Underwriting losses were again partly offset by high prior-year reserve releases. Notably, capital of $15.6 billion was returned by reinsurers through dividends ($11.2 billion) and share buybacks ($4.4 billion) far exceeding the aggregate net income of $12.0 billion.

In a new combined ratio analysis, Willis Re compared 2017 with the severe catastrophe-affected years of 2005 and 2011. The analysis of a subset of reinsurers shows that the reported combined ratio for 2017 was 107.4 percent compared with 108.2 percent in 2011 and 112.8 percent in 2005.

The impact of natural catastrophe losses in 2017 was 18.1 percent lower than 2011 (24.8 percent) and 2005 (25.8 percent). Notably, excluding natural catastrophe losses and prior year reserve releases, the Ex-Cat Accident Year combined ratio deteriorated further to 94.6 percent in 2017, from 90.2 percent in 2011 and 89.2 percent in 2005.

James Kent, Global CEO, Willis Re, said: “2017 was one of the worst years on record for insured natural catastrophe losses. However, today the global reinsurance market is able to deploy more capital than at the same time last year. When a few exceptional transactions are considered, total reinsurance capacity is roughly stable, despite the hurricanes, earthquakes, wildfires, and other events which brought misery to millions of people in 2017. That’s a significant achievement for the reinsurance market, and a testament to its strength.”

He continued: “Comparing the 2017 natural catastrophe experience with 2005 and 2011 shows that a number of large global property catastrophe reinsurance accounts were not impacted by the events of 2017. The primary market retained more of the losses from the year’s numerous catastrophe events under higher retentions.
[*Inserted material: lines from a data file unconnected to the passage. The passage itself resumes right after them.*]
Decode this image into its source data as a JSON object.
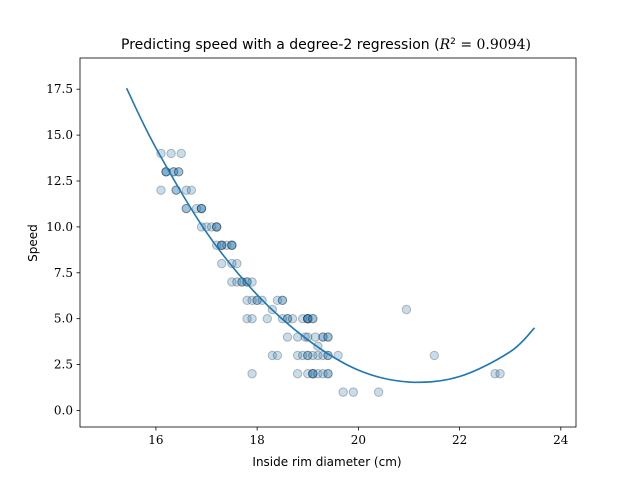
{
  "chart_data": {
    "type": "scatter",
    "title": "Predicting speed with a degree-2 regression (R² = 0.9094)",
    "title_prefix": "Predicting speed with a degree-2 regression (",
    "title_r2": "R",
    "title_r2_sup": "2",
    "title_r2_value": " = 0.9094)",
    "xlabel": "Inside rim diameter (cm)",
    "ylabel": "Speed",
    "xlim": [
      14.5,
      24.3
    ],
    "ylim": [
      -0.9,
      19.2
    ],
    "xticks": [
      16,
      18,
      20,
      22,
      24
    ],
    "xtick_labels": [
      "16",
      "18",
      "20",
      "22",
      "24"
    ],
    "yticks": [
      0.0,
      2.5,
      5.0,
      7.5,
      10.0,
      12.5,
      15.0,
      17.5
    ],
    "ytick_labels": [
      "0.0",
      "2.5",
      "5.0",
      "7.5",
      "10.0",
      "12.5",
      "15.0",
      "17.5"
    ],
    "grid": false,
    "scatter_color": "#1f77b4",
    "point_edge_color": "#000000",
    "point_alpha": 0.25,
    "curve_color": "#1f77b4",
    "points": [
      [
        16.1,
        14
      ],
      [
        16.3,
        14
      ],
      [
        16.5,
        14
      ],
      [
        16.1,
        12
      ],
      [
        16.2,
        13
      ],
      [
        16.2,
        13
      ],
      [
        16.2,
        13
      ],
      [
        16.35,
        13
      ],
      [
        16.35,
        13
      ],
      [
        16.45,
        13
      ],
      [
        16.45,
        13
      ],
      [
        16.4,
        12
      ],
      [
        16.4,
        12
      ],
      [
        16.6,
        12
      ],
      [
        16.7,
        12
      ],
      [
        16.6,
        11
      ],
      [
        16.6,
        11
      ],
      [
        16.8,
        11
      ],
      [
        16.9,
        11
      ],
      [
        16.9,
        11
      ],
      [
        16.9,
        11
      ],
      [
        16.9,
        10
      ],
      [
        17.0,
        10
      ],
      [
        17.1,
        10
      ],
      [
        17.2,
        10
      ],
      [
        17.2,
        10
      ],
      [
        17.2,
        10
      ],
      [
        17.2,
        9
      ],
      [
        17.3,
        9
      ],
      [
        17.3,
        9
      ],
      [
        17.3,
        9
      ],
      [
        17.4,
        9
      ],
      [
        17.5,
        9
      ],
      [
        17.5,
        9
      ],
      [
        17.5,
        9
      ],
      [
        17.3,
        8
      ],
      [
        17.5,
        8
      ],
      [
        17.6,
        8
      ],
      [
        17.5,
        7
      ],
      [
        17.6,
        7
      ],
      [
        17.7,
        7
      ],
      [
        17.7,
        7
      ],
      [
        17.8,
        7
      ],
      [
        17.8,
        7
      ],
      [
        17.9,
        7
      ],
      [
        17.8,
        6
      ],
      [
        17.9,
        6
      ],
      [
        18.0,
        6
      ],
      [
        18.0,
        6
      ],
      [
        18.1,
        6
      ],
      [
        18.4,
        6
      ],
      [
        18.5,
        6
      ],
      [
        18.5,
        6
      ],
      [
        18.3,
        5.5
      ],
      [
        17.8,
        5
      ],
      [
        17.9,
        5
      ],
      [
        18.2,
        5
      ],
      [
        18.5,
        5
      ],
      [
        18.6,
        5
      ],
      [
        18.6,
        5
      ],
      [
        18.7,
        5
      ],
      [
        18.9,
        5
      ],
      [
        19.0,
        5
      ],
      [
        19.0,
        5
      ],
      [
        19.0,
        5
      ],
      [
        19.0,
        5
      ],
      [
        19.1,
        5
      ],
      [
        19.1,
        5
      ],
      [
        18.6,
        4
      ],
      [
        18.8,
        4
      ],
      [
        18.95,
        4
      ],
      [
        19.0,
        4
      ],
      [
        19.15,
        4
      ],
      [
        19.3,
        4
      ],
      [
        19.3,
        4
      ],
      [
        19.4,
        4
      ],
      [
        19.4,
        4
      ],
      [
        19.2,
        3.5
      ],
      [
        18.3,
        3
      ],
      [
        18.4,
        3
      ],
      [
        18.8,
        3
      ],
      [
        18.9,
        3
      ],
      [
        19.0,
        3
      ],
      [
        19.0,
        3
      ],
      [
        19.1,
        3
      ],
      [
        19.2,
        3
      ],
      [
        19.3,
        3
      ],
      [
        19.4,
        3
      ],
      [
        19.4,
        3
      ],
      [
        19.6,
        3
      ],
      [
        17.9,
        2
      ],
      [
        18.8,
        2
      ],
      [
        19.0,
        2
      ],
      [
        19.1,
        2
      ],
      [
        19.1,
        2
      ],
      [
        19.1,
        2
      ],
      [
        19.2,
        2
      ],
      [
        19.3,
        2
      ],
      [
        19.4,
        2
      ],
      [
        19.4,
        2
      ],
      [
        19.7,
        1
      ],
      [
        19.9,
        1
      ],
      [
        20.4,
        1
      ],
      [
        20.95,
        5.5
      ],
      [
        21.5,
        3
      ],
      [
        22.7,
        2
      ],
      [
        22.8,
        2
      ]
    ],
    "regression": {
      "degree": 2,
      "r2": 0.9094,
      "x_range": [
        15.42,
        23.48
      ],
      "points": [
        [
          15.42,
          17.55
        ],
        [
          16.0,
          14.3
        ],
        [
          17.0,
          9.7
        ],
        [
          18.0,
          6.3
        ],
        [
          19.0,
          3.85
        ],
        [
          20.0,
          2.2
        ],
        [
          21.0,
          1.55
        ],
        [
          22.0,
          1.85
        ],
        [
          23.0,
          3.2
        ],
        [
          23.48,
          4.5
        ]
      ]
    }
  }
}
The Ex-Cat Accident Year comparison of only a 5pt increase from 2005 may be viewed as surprising given the years of rate reductions in the past decade. The 2017 result was supported by the aforementioned reserve releases and investment gains which remains a concern and is why many reinsurers continue to try to push pricing on under-performing lines.

“The pressure on traditional reinsurers from alternative capital suppliers is stronger than ever, as many participants in this market cleared their first true major test. This increase in alternative capital, as well as the global reinsurance market having more capital to deploy, is continuing to dampen price increases in the mid-year renewals.”